The combined company is expected to bring numerous benefits to all stakeholders, including:
– Compelling, all-cash transaction for Dimension stockholders: The transaction will deliver significant and certain value to Dimension stockholders.
– Provides Ultragenyx with new therapeutic modalities and capabilities: Dimension provides a technology platform allowing Ultragenyx to expand into gene therapy, which is an excellent therapeutic fit in the metabolic genetic disease area and complementary to Ultragenyx’s small molecule, protein and mRNA modes of treatment.
– Diversifies Ultragenyx’s Clinical and Preclinical Pipeline: Dimension’s programs are at an early stage of clinical development and add significant upcoming milestones that are complementary to Ultragenyx’s later stage and filed programs.
– Enables acceleration of Dimension’s programs: Ultragenyx’s integrated rare disease capabilities and global resources will position the combined company to accelerate development and commercialization of Dimension’s assets.
Under the terms of the merger agreement, a wholly-owned subsidiary of Ultragenyx will commence a tender offer to acquire all of the outstanding shares of Dimension’s common stock at $6.00 per share in cash.
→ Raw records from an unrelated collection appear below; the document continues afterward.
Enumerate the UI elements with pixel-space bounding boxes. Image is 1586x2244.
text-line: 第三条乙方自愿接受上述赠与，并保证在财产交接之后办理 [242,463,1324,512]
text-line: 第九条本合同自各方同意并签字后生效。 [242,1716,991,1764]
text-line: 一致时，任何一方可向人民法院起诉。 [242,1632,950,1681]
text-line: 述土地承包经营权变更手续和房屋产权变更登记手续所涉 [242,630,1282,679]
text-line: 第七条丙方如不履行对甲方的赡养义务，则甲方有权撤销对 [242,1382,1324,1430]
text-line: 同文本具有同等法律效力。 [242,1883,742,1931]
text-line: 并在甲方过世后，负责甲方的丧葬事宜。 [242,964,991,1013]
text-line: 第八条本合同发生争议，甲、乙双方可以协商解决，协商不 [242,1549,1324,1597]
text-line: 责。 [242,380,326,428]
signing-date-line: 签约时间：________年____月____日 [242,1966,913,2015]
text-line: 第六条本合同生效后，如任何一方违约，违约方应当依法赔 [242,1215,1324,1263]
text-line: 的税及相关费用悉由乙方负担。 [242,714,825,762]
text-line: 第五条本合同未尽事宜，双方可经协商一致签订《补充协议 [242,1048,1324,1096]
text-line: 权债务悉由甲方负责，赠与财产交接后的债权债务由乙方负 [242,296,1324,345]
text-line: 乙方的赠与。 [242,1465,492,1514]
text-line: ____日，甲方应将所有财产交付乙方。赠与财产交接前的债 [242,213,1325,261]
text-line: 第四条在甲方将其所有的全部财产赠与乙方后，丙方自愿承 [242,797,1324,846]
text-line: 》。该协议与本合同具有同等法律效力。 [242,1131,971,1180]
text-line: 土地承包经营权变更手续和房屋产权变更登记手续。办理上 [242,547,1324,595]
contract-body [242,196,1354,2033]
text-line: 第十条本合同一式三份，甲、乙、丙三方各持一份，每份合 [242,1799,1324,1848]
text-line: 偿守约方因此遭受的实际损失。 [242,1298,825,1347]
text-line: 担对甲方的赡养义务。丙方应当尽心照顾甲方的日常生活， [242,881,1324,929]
Following successful completion of the tender offer, Ultragenyx will acquire all remaining shares not tendered in the offer through a second step merger at the same price as in the tender offer. The consummation of the tender offer is subject to various conditions, including a minimum tender of at least a majority of outstanding Dimension shares on a then fully diluted basis, the expiration or termination of the waiting period under the Hart-Scott-Rodino Antitrust Improvements Act, and other customary conditions. The tender offer is not subject to a financing condition and is expected to close before the end of 2017.